Should Julia Gillard stay or go as Prime Minister? Should she call an early election or attempt to govern for a full term until 2013?
With these questions in mind, much closer attention needs to be paid to the regular opinion polls that ask voters about what they think of the performance of the prime minister and the leader of the opposition. These polls provide newspapers with a lot of prime content and big headlines but not much else, it seems, in terms of generating serious thinking about these issues. In particular there needs to be much deeper analysis by the media of the contradictions inherent in the popular responses to leadership opinion polls.
The broad outline of community views on our leaders that is provided by the two big polls, Newspoll and the Herald/Neilsen Poll, are quite well known.
The last Herald/Neilsen Poll showed that Tony Abbott was preferred as Prime Minister over Julia Gillard by 50 per cent to 42 per cent with 8 per cent uncommitted. But there are two caveats. First neither leader is popular, though Gillard is especially unpopular. Only 44 per cent approve of Abbott's performance (52 per cent disapprove) and only 35 per cent approve of Gillard's performance (60 per cent disapprove). Second, with the Coalition leading Labor in this poll by 58 per cent to 42 per cent in two-party preferred terms Abbott is not as popular as his party and, it would appear, neither is Gillard. The pattern of the latest Newspoll is broadly similar, though it reports an enormous 24 per cent uncommitted on the question of better PM.
Given that pattern the Herald/Neilsen Poll goes on to ask voters about their preferred Labor leader. Here's where it gets interesting. The Sydney Morning Herald report begins with the proposition that Kevin Rudd continues to lead Julia Gillard as preferred Labor leader by 62 per cent to 30 per cent. But that figure is distorted by the overwhelming pro-Rudd preference of L/NP voters, the much larger group in the electorate at the moment, who prefer Rudd to Gillard by a massive 70 per cent to 17 per cent. Labor voters actually prefer Gillard to Rudd by 52 per cent to 46 per cent. The Sydney Morning Herald front page report notes this fact but doesn't make much of it. There are a number of implications. One is that despite being at such a low ebb Gillard retains the support of Labor voters, which, in one important sense, is what should matter, but that Rudd is still remarkably popular. But why are Coalition voters so anti-Gillard?

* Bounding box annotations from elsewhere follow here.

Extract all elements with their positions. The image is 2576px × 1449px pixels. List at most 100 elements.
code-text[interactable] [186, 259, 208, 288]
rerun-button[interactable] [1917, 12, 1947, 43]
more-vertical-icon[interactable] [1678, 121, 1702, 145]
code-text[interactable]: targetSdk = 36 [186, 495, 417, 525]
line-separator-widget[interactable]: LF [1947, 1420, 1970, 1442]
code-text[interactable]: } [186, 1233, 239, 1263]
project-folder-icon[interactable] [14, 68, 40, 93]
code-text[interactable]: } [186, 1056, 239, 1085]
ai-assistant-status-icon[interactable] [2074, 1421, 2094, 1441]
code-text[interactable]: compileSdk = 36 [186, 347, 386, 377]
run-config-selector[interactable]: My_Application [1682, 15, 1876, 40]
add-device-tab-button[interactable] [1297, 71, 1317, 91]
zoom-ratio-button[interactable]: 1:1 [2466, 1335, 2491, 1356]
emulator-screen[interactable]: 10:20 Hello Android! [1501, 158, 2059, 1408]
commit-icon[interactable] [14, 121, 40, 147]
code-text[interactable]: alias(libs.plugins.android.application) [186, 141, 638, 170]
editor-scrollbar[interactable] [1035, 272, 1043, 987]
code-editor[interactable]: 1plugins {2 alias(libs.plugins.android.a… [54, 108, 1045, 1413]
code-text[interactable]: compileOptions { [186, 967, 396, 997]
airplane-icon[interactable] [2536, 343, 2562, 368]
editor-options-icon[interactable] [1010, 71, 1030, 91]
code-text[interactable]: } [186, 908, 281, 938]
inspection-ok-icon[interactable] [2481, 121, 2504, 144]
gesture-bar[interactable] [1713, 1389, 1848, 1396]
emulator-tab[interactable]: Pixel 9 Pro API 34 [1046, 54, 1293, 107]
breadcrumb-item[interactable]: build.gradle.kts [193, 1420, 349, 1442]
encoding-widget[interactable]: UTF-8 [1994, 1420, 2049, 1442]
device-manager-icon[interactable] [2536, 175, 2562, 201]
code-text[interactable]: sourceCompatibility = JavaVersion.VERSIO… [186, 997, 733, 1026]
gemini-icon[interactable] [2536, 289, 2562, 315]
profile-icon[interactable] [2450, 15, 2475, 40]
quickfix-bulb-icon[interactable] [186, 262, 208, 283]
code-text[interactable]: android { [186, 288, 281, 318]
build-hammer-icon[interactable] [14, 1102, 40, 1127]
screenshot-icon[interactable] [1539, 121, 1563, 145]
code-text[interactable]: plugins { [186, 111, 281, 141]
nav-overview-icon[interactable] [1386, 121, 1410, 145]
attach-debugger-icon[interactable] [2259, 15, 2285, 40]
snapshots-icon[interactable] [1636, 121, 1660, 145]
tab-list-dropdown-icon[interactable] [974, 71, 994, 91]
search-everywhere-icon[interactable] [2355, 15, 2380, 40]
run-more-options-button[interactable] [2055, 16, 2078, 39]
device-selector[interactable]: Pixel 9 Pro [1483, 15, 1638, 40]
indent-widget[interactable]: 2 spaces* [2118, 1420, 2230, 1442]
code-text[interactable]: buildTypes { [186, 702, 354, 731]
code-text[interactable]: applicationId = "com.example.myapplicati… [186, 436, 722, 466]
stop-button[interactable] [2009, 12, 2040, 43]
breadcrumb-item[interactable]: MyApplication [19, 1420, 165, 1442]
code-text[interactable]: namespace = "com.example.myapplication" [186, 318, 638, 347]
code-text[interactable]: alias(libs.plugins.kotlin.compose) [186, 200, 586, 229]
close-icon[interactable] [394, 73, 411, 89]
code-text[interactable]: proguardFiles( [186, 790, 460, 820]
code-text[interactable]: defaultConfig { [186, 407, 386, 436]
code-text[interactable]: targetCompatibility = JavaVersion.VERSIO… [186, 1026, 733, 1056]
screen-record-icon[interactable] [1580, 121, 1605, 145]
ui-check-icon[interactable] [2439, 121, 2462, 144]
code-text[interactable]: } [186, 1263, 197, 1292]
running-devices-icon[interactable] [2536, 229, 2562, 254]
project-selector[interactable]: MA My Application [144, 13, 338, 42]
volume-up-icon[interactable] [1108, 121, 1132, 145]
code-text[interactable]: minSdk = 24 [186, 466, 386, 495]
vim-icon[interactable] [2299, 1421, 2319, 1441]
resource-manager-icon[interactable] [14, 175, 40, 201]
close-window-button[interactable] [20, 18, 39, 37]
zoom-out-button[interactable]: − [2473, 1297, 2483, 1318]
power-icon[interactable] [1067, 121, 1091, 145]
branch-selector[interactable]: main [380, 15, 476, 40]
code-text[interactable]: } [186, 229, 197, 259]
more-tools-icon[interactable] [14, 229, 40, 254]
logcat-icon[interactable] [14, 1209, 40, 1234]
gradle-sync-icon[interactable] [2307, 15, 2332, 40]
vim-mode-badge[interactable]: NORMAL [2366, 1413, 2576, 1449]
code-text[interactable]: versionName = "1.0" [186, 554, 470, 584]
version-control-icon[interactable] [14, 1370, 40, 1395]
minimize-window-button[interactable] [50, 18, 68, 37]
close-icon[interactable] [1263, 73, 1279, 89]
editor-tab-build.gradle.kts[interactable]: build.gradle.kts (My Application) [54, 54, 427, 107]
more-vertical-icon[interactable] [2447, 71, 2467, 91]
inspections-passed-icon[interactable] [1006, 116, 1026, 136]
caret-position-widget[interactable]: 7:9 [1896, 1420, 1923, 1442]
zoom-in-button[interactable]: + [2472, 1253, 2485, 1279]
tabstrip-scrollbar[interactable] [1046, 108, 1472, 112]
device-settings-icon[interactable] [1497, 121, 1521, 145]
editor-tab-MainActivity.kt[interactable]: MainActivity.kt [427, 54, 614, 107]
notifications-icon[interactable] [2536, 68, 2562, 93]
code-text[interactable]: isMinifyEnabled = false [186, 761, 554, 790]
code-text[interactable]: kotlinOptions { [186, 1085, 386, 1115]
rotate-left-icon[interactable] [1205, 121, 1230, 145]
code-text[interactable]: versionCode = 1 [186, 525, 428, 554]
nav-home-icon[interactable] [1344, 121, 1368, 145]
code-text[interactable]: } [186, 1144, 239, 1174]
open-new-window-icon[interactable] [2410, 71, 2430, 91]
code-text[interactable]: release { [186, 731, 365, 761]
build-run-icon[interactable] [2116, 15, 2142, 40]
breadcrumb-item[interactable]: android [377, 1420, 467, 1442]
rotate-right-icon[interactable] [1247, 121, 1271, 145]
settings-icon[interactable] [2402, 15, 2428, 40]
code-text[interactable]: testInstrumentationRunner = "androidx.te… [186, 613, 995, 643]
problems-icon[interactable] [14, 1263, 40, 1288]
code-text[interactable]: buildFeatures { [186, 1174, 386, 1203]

One possibility is that Rudd is out of sight out of mind. Another is that they detect particularly unlikeable qualities in Gillard. Yet another is that they are just taking Abbott's lead. In his budget reply speech he called for Labor to replace Gillard. Is this really what Abbott wants Labor to do? He has also called for an early election which, presumably, is something in Gillard's hands unless he wants Labor to change leaders but then have an immediate election. That is a big ask.
When asked furthermore should Labor change leaders, The Sydney Morning Herald gives prominence to the overall figure which is that 50 per cent of the electorate want to change leaders and 45 per cent say stay with Gillard. But again this is a misleading figure because it is distorted by the opinion of Coalition voters. They want Labor to change leaders by a margin of 65 per cent to 30 per cent. Yet Labor voters say stay with Gillard by 68 per cent to 29 per cent. Incidentally Greens voters say stay with Gillard by about the same margin (66 per cent to 29 per cent).
Labor voters make an interesting study in their loyalty and preference for Gillard, but by a big margin Coalition voters are much more interesting. What do they really want and why?
One reading of these polls is that Labor would do much better under Rudd. That is the case if Rudd's greater personal popularity with newly disaffected Labor voters and long-term Coalition voters will bring both groups across to the Labor fold.
Yet there is a contradiction. Some Labor voters admit this possibility that Rudd as leader might be good for party fortunes, but still want to stay with Gillard. Presumably their motivation is either loyalty or a belief that it is now too late to change or that it is inappropriate to change leaders at any time. This line of thinking is explicable.
Less explicable is the reasoning of Coalition voters. They appear to be caught between two stools. Surely they would want Gillard to stay put as PM on the grounds that her unpopularity makes eventual Coalition victory more likely. But instead they say that they want Labor to change leaders. Surely in electoral terms this is strange thinking. If they like Rudd more than Gillard then isn't there a danger for their side of politics that if Labor were to make him leader then it would do better at the next election? Perhaps Labor would do so much better that the Coalition would even be in danger of losing that election. That surely is not what Coalition voters want. But perhaps they dislike Gillard that much.
All this is a version of the old conundrum that any Opposition should secretly wish for an unpopular government leader to keep their job until the next election while publicly trying to drag them down as soon as possible by exposing their weaknesses. In that sense it is not an unusual situation. But neither Coalition voters nor the Leader of the Opposition appear to have thought this through at the moment. Nor have the media outlets that report on the opinion polls.